January 2018: Le Mall in Jeddah opens the kingdom's first car showroom aimed at women.
March:Princess Reema bint Bandar says "women driving is not the end all, be all of women's rights" in the kingdom. "These are things that are quick wins. We know we can do them - women in stadiums, women driving - that's great," the Vice-President for Development and Planning at Saudi Arabian General Sports Authority tells the Atlantic Council in Washington.
June: Driving licenses begin to be issued to women ahead of the lifting of the ban.
Some six million women - or 65 per cent of the female driving-age population - are expected to apply for a licence once the ban is lifted, according to the London-based consulting firm Facts Global Energy.
But such a high number may not be immediately attainable, some analysts say, according to AFP.
Some three million women in Saudi Arabia could receive licences and actively begin driving by 2020, according to consultancy firm PricewaterhouseCoopers.
Women with licences from Gulf countries will be required to convert them to Saudi licences, according to the kingdom's traffic department.
Those with international driving licences would be able to drive in the kingdom for up to a year, after which they would be required to apply for a Saudi licence, the department said.

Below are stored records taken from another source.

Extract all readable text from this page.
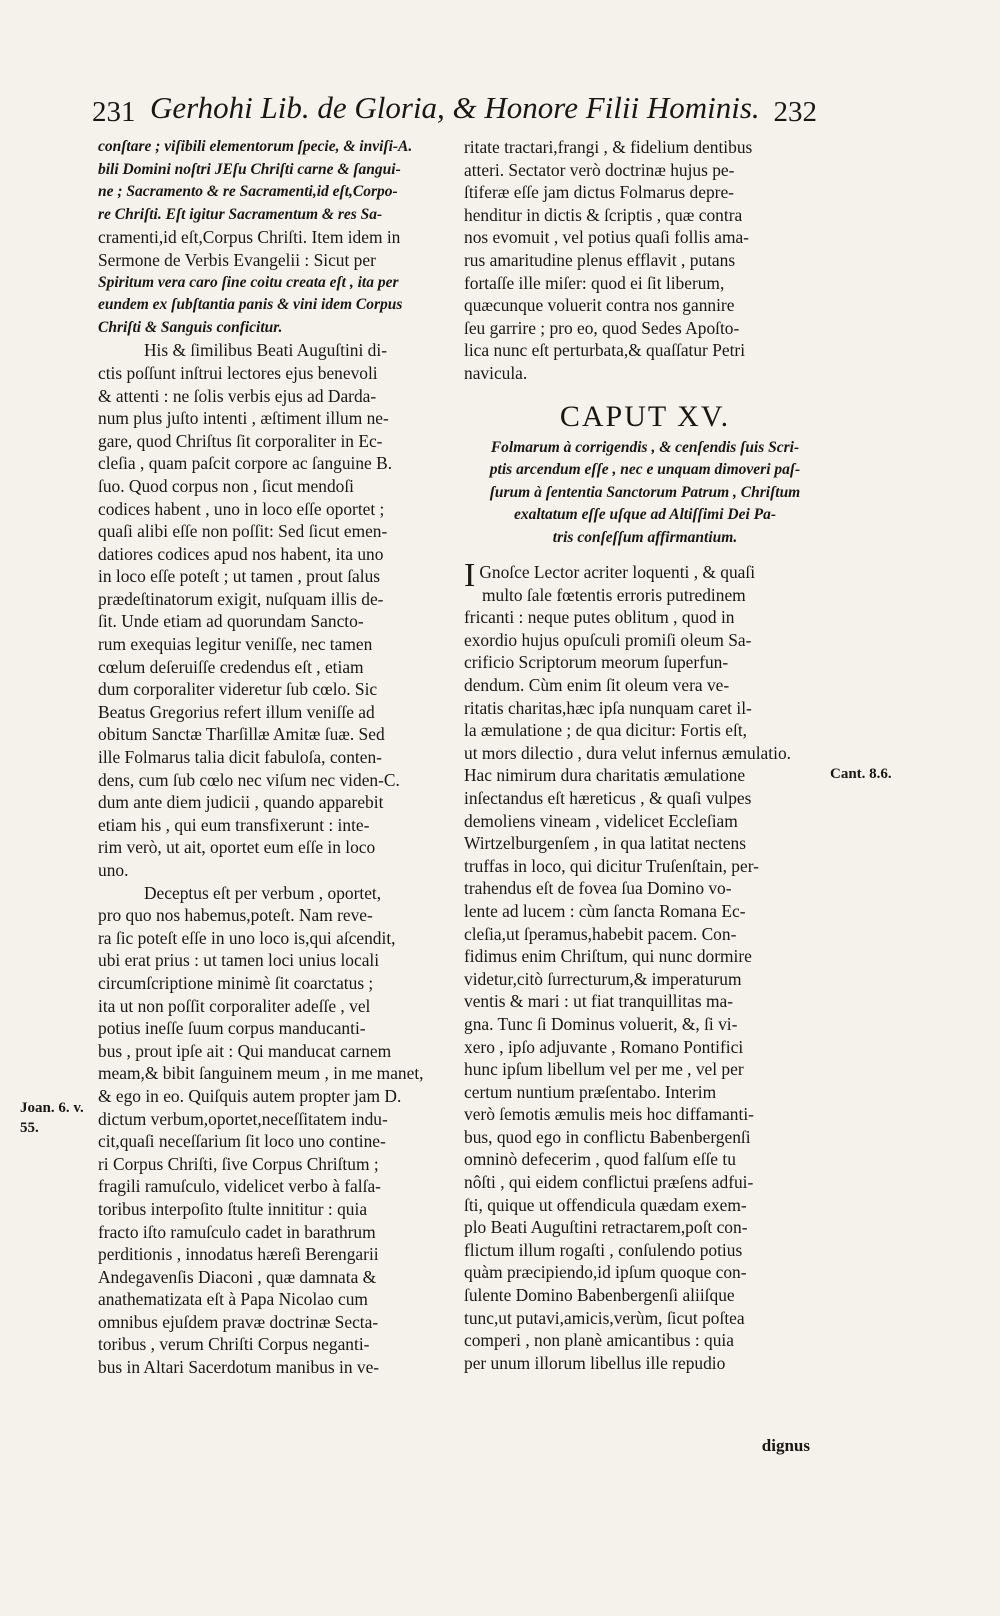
231 Gerhohi Lib. de Gloria, & Honore Filii Hominis. 232
conſtare ; viſibili elementorum ſpecie, & inviſi-A.
bili Domini noſtri JEſu Chriſti carne & ſangui-
ne ; Sacramento & re Sacramenti,id eſt,Corpo-
re Chriſti. Eſt igitur Sacramentum & res Sa-
cramenti,id eſt,Corpus Chriſti. Item idem in
Sermone de Verbis Evangelii : Sicut per
Spiritum vera caro ſine coitu creata eſt , ita per
eundem ex ſubſtantia panis & vini idem Corpus
Chriſti & Sanguis conficitur.
His & ſimilibus Beati Auguſtini di-
ctis poſſunt inſtrui lectores ejus benevoli
& attenti : ne ſolis verbis ejus ad Darda-
num plus juſto intenti , æſtiment illum ne-
gare, quod Chriſtus ſit corporaliter in Ec-
cleſia , quam paſcit corpore ac ſanguine B.
ſuo. Quod corpus non , ſicut mendoſi
codices habent , uno in loco eſſe oportet ;
quaſi alibi eſſe non poſſit: Sed ſicut emen-
datiores codices apud nos habent, ita uno
in loco eſſe poteſt ; ut tamen , prout ſalus
prædeſtinatorum exigit, nuſquam illis de-
ſit. Unde etiam ad quorundam Sancto-
rum exequias legitur veniſſe, nec tamen
cœlum deſeruiſſe credendus eſt , etiam
dum corporaliter videretur ſub cœlo. Sic
Beatus Gregorius refert illum veniſſe ad
obitum Sanctæ Tharſillæ Amitæ ſuæ. Sed
ille Folmarus talia dicit fabuloſa, conten-
dens, cum ſub cœlo nec viſum nec viden-C.
dum ante diem judicii , quando apparebit
etiam his , qui eum transfixerunt : inte-
rim verò, ut ait, oportet eum eſſe in loco
uno.
Deceptus eſt per verbum , oportet,
pro quo nos habemus,poteſt. Nam reve-
ra ſic poteſt eſſe in uno loco is,qui aſcendit,
ubi erat prius : ut tamen loci unius locali
circumſcriptione minimè ſit coarctatus ;
ita ut non poſſit corporaliter adeſſe , vel
potius ineſſe ſuum corpus manducanti-
bus , prout ipſe ait : Qui manducat carnem
meam,& bibit ſanguinem meum , in me manet,
& ego in eo. Quiſquis autem propter jam D.
dictum verbum,oportet,neceſſitatem indu-
cit,quaſi neceſſarium ſit loco uno contine-
ri Corpus Chriſti, ſive Corpus Chriſtum ;
fragili ramuſculo, videlicet verbo à falſa-
toribus interpoſito ſtulte innititur : quia
fracto iſto ramuſculo cadet in barathrum
perditionis , innodatus hæreſi Berengarii
Andegavenſis Diaconi , quæ damnata &
anathematizata eſt à Papa Nicolao cum
omnibus ejuſdem pravæ doctrinæ Secta-
toribus , verum Chriſti Corpus neganti-
bus in Altari Sacerdotum manibus in ve-
ritate tractari,frangi , & fidelium dentibus
atteri. Sectator verò doctrinæ hujus pe-
ſtiferæ eſſe jam dictus Folmarus depre-
henditur in dictis & ſcriptis , quæ contra
nos evomuit , vel potius quaſi follis ama-
rus amaritudine plenus efflavit , putans
fortaſſe ille miſer: quod ei ſit liberum,
quæcunque voluerit contra nos gannire
ſeu garrire ; pro eo, quod Sedes Apoſto-
lica nunc eſt perturbata,& quaſſatur Petri
navicula.
CAPUT XV.
Folmarum à corrigendis , & cenſendis ſuis Scri-
ptis arcendum eſſe , nec e unquam dimoveri paſ-
ſurum à ſententia Sanctorum Patrum , Chriſtum
exaltatum eſſe uſque ad Altiſſimi Dei Pa-
tris conſeſſum affirmantium.
I Gnoſce Lector acriter loquenti , & quaſi
multo ſale fœtentis erroris putredinem
fricanti : neque putes oblitum , quod in
exordio hujus opuſculi promiſi oleum Sa-
crificio Scriptorum meorum ſuperfun-
dendum. Cùm enim ſit oleum vera ve-
ritatis charitas,hæc ipſa nunquam caret il-
la æmulatione ; de qua dicitur: Fortis eſt,
ut mors dilectio , dura velut infernus æmulatio.
Hac nimirum dura charitatis æmulatione
inſectandus eſt hæreticus , & quaſi vulpes
demoliens vineam , videlicet Eccleſiam
Wirtzelburgenſem , in qua latitat nectens
truffas in loco, qui dicitur Truſenſtain, per-
trahendus eſt de fovea ſua Domino vo-
lente ad lucem : cùm ſancta Romana Ec-
cleſia,ut ſperamus,habebit pacem. Con-
fidimus enim Chriſtum, qui nunc dormire
videtur,citò ſurrecturum,& imperaturum
ventis & mari : ut fiat tranquillitas ma-
gna. Tunc ſi Dominus voluerit, &, ſi vi-
xero , ipſo adjuvante , Romano Pontifici
hunc ipſum libellum vel per me , vel per
certum nuntium præſentabo. Interim
verò ſemotis æmulis meis hoc diffamanti-
bus, quod ego in conflictu Babenbergenſi
omninò defecerim , quod falſum eſſe tu
nôſti , qui eidem conflictui præſens adfui-
ſti, quique ut offendicula quædam exem-
plo Beati Auguſtini retractarem,poſt con-
flictum illum rogaſti , conſulendo potius
quàm præcipiendo,id ipſum quoque con-
ſulente Domino Babenbergenſi aliiſque
tunc,ut putavi,amicis,verùm, ſicut poſtea
comperi , non planè amicantibus : quia
per unum illorum libellus ille repudio
Joan. 6. v. 55.
Cant. 8.6.
dignus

What else can women now drive?
In addition to cars, women will be allowed to drive motorbikes, vans and trucks. Licences to drive private vehicles will be granted at the age of 18, and public transport at 20 - the same as men.
What could all this mean for the country's development?
The move is expected to boost women's employment, and according to a Bloomberg estimate, add $90 billion to economic output by 2030.